Open Source and flat tyres

Today I had the bad surprise of finding a flat tyre on my car. It pissed me off quite a bit because it’s saturday and me and my wife were supposed to drive to a few shopping places this afternoon: my replacement tyre is a provisional one, you’re supposed to use it just to drive to the near tyre shop to have it replaced, so our weekend seemed to be totally ruined.

While driving back home I passed by a tyre shop. It was well after 1PM, and the sign at the entrance stated they were indeed open on saturdays, but only up to 12. I drove inside just to have a look, and found out they were still open: a pleasant guy welcomed me and told me they could have fixed it in a few minutes. Well, not only they did, but when they finished they didn’t want any money: they were about to close the shop, the accountants weren’t there and “the work wasn’t worth the fuss”: they just invited me to come back when I’ll need to perform maintenance on my tires. Now, of course not only I will now and forever be a loyal customer of that station, but of course I will suggest those guys to everyone needing assistance (they don’t have an Internet site, so I can’t link directly to them, but if you happen to have a tyre issue in the Desio area, check out the “Centro gomme brianzolo”). However, there is more to that than just a flat tyre.

Since this afternoon I just can’t stop thinking about this guy and how he managed to have more marketing sense than a whole bunch of MBA-graded CMOs. What they did cost them little or nothing: with the right tools and the required experience, fixing a tyre is really just a matter of ten minutes or so, doesn’t require any consumables and doesn’t wear the machinery. However, the value to me was much bigger: they could have extorded me a generous amount of money and still see me leaving with a smile on my face. By solving my problem for free, they won a new loyal customer and, even more important, a nice word of mouth effect.

The real point of this story, though, is that I don’t think I have been the objective of a sound marketing strategy: I just think that those guys have been honest and that their business is driven by costs rather than by values: it costed them very little to help me out and they didn’t feel like exploiting the situation. This isn’t what happens in the traditional computer industry, where price tags are based on perceived customer values rather than on the real costs of the business: the old story of a computer technician asking 1000$ for hitting a computer with a hammer and splitting up the bill in 1$ for the hammer job and 999$ for being the only one knowing where to hit the machine has always been the meme in the IT pricing industry.

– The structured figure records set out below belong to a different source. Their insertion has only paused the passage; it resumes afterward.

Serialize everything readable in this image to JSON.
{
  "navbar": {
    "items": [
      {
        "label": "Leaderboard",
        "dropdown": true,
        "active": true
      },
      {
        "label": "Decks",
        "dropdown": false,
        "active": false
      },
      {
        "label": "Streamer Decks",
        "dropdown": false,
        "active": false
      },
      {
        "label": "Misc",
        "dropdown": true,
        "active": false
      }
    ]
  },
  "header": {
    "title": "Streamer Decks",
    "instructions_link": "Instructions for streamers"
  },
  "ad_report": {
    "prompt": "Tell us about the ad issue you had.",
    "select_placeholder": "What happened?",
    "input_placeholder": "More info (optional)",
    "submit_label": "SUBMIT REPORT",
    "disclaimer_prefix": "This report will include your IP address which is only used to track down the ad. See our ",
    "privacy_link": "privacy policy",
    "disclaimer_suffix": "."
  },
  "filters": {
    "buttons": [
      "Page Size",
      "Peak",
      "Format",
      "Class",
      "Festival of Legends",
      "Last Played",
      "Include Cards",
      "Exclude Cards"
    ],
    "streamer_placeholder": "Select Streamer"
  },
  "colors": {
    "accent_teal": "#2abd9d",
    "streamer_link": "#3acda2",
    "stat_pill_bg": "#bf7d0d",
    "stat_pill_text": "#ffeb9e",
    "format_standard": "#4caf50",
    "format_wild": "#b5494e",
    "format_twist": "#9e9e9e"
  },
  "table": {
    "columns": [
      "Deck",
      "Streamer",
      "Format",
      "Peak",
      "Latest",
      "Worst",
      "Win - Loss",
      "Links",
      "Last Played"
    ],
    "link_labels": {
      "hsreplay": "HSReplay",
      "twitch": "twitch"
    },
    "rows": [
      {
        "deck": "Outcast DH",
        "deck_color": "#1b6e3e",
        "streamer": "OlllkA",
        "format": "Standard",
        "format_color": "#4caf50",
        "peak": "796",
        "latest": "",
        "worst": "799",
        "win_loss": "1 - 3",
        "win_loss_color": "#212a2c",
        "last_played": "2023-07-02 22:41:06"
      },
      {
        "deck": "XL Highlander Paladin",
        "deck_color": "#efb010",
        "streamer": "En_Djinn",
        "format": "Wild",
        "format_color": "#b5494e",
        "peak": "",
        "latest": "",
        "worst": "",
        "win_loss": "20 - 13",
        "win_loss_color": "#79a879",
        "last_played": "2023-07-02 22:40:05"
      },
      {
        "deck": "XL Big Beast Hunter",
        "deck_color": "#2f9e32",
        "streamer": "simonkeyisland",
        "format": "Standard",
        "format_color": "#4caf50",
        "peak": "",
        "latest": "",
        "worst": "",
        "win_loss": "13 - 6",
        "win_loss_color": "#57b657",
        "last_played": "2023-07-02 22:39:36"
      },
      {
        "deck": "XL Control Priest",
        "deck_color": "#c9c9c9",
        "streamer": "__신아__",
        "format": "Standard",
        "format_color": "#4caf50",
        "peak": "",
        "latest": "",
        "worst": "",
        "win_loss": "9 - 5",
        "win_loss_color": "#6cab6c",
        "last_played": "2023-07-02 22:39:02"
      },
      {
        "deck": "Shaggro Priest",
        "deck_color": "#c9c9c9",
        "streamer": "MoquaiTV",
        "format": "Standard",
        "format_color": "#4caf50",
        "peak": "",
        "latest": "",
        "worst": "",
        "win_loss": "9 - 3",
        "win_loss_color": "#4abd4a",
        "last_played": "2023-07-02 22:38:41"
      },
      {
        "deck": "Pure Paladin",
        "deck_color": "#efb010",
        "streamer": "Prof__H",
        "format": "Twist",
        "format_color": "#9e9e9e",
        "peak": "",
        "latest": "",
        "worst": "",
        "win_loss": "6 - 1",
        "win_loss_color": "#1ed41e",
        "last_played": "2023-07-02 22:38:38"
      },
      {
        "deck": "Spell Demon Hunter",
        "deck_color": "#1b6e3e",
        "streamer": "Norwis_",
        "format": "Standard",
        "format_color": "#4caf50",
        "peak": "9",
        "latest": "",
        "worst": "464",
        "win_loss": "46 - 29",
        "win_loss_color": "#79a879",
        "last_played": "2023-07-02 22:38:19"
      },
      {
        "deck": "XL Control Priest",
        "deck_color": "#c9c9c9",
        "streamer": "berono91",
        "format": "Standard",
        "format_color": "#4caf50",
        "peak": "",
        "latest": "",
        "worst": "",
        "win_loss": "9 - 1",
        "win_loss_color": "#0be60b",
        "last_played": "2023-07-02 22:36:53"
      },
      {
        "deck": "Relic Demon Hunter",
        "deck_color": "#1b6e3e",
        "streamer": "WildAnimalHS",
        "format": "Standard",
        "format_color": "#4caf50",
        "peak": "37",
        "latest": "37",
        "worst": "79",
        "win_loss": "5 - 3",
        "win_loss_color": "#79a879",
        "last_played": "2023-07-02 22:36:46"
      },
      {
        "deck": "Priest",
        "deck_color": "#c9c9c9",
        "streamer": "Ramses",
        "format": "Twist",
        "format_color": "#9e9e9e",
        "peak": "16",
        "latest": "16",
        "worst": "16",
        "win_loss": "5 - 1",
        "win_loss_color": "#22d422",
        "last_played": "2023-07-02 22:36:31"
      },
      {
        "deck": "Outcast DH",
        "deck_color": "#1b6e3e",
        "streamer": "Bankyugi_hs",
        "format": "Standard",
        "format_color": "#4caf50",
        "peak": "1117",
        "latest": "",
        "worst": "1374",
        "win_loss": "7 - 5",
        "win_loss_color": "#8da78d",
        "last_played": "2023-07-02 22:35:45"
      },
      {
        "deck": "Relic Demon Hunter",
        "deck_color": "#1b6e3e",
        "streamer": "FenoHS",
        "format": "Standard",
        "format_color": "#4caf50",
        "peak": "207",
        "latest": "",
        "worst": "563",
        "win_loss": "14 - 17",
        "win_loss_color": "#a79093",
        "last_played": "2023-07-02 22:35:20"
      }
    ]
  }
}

Now, I’m not saying that competence (and the associated costs to attain it) shouldn’t be considered in a pricing model, but I definitely do feel that there are quite a few business in the IT industry that are leveraging a dominant position and providing a pricing model for services based on lock in strategies (“dear customer, you can’t go anywhere else”) and perceived values (“no matter how much it costs, I’ll get from you as much as you are able/willing/forced to pay”).

Enter Open Source: lock-in is, at least in theory, a non-issue, and the pricing model has to be derived on costs rather than on values, since your competitor will be able to get a better quote to your customer. The healthy competition in the Open Source market has the nice side effect of promoting honesty as a value that can be part of the negotiation again: this is of course what would happen just in the ideal world, but still it’s worth considering. Not to mention that honesty has to be part of your DNA if you happen to be part of an active Open Source community (and if you’re serious about Open Source, you just have to): everyone is friendly and trusts you, but try to misbehave and you will be nailed.

I might also arrive to say that the availability of Open Source software has a parallel with the guy fixing my tyre for free and winning myself as a permanent customer in exchange: yeah, I’m stretching it to the limit, but I still feel that there is something in common. It feels good to imagine that honesty, cluefulness and competence can be key drivers again and a foundation for a business model in the software services industry: I’m sure this can be one of the reasons of success of Open Source and it will pay off in the end. And hey, if I’m wrong I can always apply for a job at the tyre shop!